A Covemg, ao concluir seu Relatório sobre as violações de direitos humanos durante o período de 1946 a 1988, tem o dever de apresentar para a sociedade o que se resgatou da verdade e o muito que falta esclarecer. Precisamos fazer emergir a memória que foi silenciada, durante um longo período, deste passado de graves violações e extrair recomendações para que a democracia e o Estado de Direito se consolidem. A transição do Estado de exceção, para o Estado que respeite e garanta os direitos humanos não é fácil, enfrenta resistências dos agentes que os violaram e que buscam se autoanistiar, mesmo no que se refere a crimes imprescritíveis de lesa humanidade. Eles ocultam provas e negam esclarecer os fatos. Sendo assim, é necessário aplicar mecanismos de justiça de transição, processo complexo cuja prática é cheia de avanços e recuos. Fazer outras verdades virem à tona não é simples e as recomendações constituem um elo para garantir a continuidade das atividades e efetivar os direitos humanos.
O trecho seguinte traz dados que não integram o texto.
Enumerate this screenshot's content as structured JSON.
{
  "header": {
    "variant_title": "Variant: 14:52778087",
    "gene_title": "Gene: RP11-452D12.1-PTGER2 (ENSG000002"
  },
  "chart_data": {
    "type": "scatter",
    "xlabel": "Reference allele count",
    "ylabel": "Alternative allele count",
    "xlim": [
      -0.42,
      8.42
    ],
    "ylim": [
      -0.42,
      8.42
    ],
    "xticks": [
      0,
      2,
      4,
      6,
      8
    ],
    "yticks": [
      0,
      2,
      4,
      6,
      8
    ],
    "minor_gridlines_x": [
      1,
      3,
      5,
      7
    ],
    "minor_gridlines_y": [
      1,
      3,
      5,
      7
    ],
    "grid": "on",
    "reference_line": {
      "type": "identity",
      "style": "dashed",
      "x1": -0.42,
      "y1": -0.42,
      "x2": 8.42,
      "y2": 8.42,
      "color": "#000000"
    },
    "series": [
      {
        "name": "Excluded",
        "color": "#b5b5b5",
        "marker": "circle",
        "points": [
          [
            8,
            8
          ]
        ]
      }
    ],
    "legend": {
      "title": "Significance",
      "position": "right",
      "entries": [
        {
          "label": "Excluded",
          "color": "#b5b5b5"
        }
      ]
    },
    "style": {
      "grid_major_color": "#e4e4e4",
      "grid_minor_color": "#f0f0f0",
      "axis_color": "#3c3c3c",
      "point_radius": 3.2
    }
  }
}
A justiça de transição contempla o conjunto de mecanismos e práticas efetivados durante períodos de transformações e rupturas políticas. Tem como objetivo a superação de um regime autoritário ou de um período de conflito, para tornar possível o desenvolvimento de uma ordem democrática e um estado de paz.

Segundo a Organização das Nações Unidas (ONU), ela consiste em mecanismos que visam superar um legado de sistemáticas violações de direitos humanos. A efetivação desses mecanismos é “peça fundamental” na construção de uma paz sustentável (ONU, 2012, p.18). A ONU também salienta que a abordagem desse processo deve ser compreensiva, “incorporando a gama completa de medidas judiciais e não judiciais” visando, finalmente, ao reestabelecimento da confiança nas instituições estatais e à promoção do Estado de Direito (ONU, 2012, p.21).

A justiça de transição é composta por quatro pilares: justiça; reparação; memória e verdade; e reformas institucionais. Esses pilares devem ser aplicados de forma conjunta, por serem medidas complementares. A profundidade e o desenrolar desse processo dependem, fundamentalmente, na atualidade, do desempenho e pressão da sociedade civil frente aos Estados nacionais, instituições e organismos internacionais.

O pilar da justiça consiste na responsabilização do Estado e de seus agentes que cometeram graves violações de direitos humanos, especialmente no caso do cometimento de crimes contra a humanidade.

O pilar da reparação implica compreender que a definição do status de vítima é um ponto de extrema relevância. Estabelecer quem são os sujeitos com direito às reparações e quais fatos geram essas reparações, em suas diversas configurações.

O pilar da memória e verdade compreende ações que possibilitem revisitar o passado de graves violações e suas repercussões nas diversas sociedades. Ele assegura a rememoração e a desconstrução de historiografias hegemônicas, com o objetivo de garantir que essas graves violações não se repitam.

O pilar das reformas institucionais visa à apuração de ilícitos praticados no interior das instituições estatais durante os regimes de exceção; à execução de expurgos de indivíduos que participaram ativamente das violações de direitos humanos; à modificação e à extinção de órgãos e práticas institucionais utilizadas pelos regimes autoritários; bem como outras reformas que se façam necessárias para a garantia e estabilidade da democracia e da paz. Essas medidas têm como objetivo restaurar a democracia; a integridade das instituições estatais; a confiança no Estado de Direito, nos Poderes constituídos e em suas entidades; e o combate à cultura da impunidade.